While RAW shooting has made Magic Lantern famous, I've found ML also a powerful tool for a casual video shooter who wants his video packed in MOV-files. Also some EOS cameras (including EOS M) can't write fast enough to the memory card for RAW video due buffer limitations.

So, how do you improve your videos shot with EOS cameras using Magic Lantern and native options?

I'm a total beginner to this art, but I've found following settings on my EOS M helpful:

Magic Lantern:
-Video quality, CBR 3x (Makes a difference!)
-Negative digital ISO gain (-0,5 EV) (Reduces noise a lot)

Others:
-1/50 shutter speed (for shooting 24/25 fps, evades flickering for moving options)
-Appropriate picture style (for example X-Video by Canon)
-ISO speed no greater than 800 (more means lots of noise)
-Manual audio gain.

Any ideas?

tupp

Set GOP to 1 (or, at most, 3).  Might have to use Tragic Lantern to find this setting.

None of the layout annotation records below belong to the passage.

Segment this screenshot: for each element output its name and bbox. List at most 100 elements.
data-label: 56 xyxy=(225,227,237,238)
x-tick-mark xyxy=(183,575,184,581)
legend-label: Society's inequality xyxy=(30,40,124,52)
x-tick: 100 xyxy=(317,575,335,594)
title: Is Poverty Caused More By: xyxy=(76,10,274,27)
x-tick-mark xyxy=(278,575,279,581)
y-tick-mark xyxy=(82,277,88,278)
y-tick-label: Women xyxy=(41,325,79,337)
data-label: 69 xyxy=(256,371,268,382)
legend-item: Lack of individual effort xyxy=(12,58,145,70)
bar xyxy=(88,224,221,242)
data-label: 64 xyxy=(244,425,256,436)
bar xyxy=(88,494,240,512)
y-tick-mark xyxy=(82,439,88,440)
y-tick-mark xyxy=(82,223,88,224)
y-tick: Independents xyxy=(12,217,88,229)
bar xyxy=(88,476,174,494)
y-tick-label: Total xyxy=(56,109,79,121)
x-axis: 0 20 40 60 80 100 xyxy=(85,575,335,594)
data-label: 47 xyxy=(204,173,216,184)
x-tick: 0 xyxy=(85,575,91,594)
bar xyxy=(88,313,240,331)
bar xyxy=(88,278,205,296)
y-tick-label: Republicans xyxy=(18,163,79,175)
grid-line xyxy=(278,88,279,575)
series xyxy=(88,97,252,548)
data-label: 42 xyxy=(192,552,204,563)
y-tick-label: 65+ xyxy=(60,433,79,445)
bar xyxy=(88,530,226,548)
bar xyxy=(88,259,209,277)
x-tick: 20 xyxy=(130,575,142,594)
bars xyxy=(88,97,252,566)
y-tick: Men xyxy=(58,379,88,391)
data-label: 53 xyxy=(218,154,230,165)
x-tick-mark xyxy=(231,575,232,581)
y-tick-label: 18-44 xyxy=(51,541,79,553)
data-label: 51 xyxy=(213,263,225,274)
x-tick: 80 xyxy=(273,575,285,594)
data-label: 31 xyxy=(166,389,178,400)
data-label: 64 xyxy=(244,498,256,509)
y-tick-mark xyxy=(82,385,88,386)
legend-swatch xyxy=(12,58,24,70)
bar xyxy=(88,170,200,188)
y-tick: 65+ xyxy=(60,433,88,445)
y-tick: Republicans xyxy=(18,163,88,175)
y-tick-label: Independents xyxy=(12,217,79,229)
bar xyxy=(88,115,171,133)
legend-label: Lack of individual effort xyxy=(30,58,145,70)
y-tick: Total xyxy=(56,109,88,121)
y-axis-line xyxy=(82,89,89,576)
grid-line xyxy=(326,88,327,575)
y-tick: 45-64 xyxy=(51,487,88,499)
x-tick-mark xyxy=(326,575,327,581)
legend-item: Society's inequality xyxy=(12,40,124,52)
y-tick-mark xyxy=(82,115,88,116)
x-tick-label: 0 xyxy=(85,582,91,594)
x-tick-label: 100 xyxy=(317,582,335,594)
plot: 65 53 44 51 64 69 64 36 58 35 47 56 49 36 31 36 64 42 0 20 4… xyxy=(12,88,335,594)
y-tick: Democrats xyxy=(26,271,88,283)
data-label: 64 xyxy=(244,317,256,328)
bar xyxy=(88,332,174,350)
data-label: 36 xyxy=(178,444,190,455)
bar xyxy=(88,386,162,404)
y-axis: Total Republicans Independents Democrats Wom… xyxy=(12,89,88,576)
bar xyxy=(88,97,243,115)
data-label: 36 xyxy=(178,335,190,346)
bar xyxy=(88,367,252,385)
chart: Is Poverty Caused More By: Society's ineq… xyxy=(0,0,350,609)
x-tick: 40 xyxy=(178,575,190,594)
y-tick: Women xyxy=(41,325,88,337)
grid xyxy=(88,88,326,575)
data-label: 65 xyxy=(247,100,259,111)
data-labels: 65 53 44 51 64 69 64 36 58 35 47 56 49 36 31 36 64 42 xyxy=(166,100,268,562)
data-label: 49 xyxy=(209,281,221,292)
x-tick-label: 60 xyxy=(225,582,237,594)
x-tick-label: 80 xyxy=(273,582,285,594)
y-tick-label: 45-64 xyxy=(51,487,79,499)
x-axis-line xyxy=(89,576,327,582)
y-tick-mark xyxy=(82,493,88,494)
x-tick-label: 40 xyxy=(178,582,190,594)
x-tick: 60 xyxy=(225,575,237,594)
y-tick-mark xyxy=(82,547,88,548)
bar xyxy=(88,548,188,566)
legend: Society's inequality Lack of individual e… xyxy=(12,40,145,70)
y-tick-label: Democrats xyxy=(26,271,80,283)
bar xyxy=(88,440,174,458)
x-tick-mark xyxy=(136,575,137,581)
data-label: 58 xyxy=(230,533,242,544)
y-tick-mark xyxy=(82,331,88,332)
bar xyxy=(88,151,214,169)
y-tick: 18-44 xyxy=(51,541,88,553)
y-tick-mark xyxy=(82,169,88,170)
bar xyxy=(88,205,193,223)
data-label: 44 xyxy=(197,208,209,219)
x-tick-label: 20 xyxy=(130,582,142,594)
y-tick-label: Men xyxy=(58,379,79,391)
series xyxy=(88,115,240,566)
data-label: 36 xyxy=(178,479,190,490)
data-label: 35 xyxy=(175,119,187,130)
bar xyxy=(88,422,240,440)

GOP is an abbreviation for "group of pictures."  H264 compression can share image elements within a "group" of adjacent frames ("pictures") for the sake of lower bandwidth.  The size of this setting determines how many adjacent frames share image elements.  For example, a GOP setting of 3 shares image elements between every 3 adjacent frames.  Such sharing of image elements between frames is also known as interframe compression, and the greater the interframe compression, the greater the tendency for the appearance of artifacts.

So, a GOP setting of 1 eliminates H264 interframe compression -- each frame is its own image, completely lacking shared image elements with adjacent frames.  Any greater GOP setting shares image elements between adjacent frames, possibly increasing artifacts.

D-block settings can affect the appearance noise and blocky artifacts, but if such settings are currently available for the EOS-M, it would likely be in a version of TL.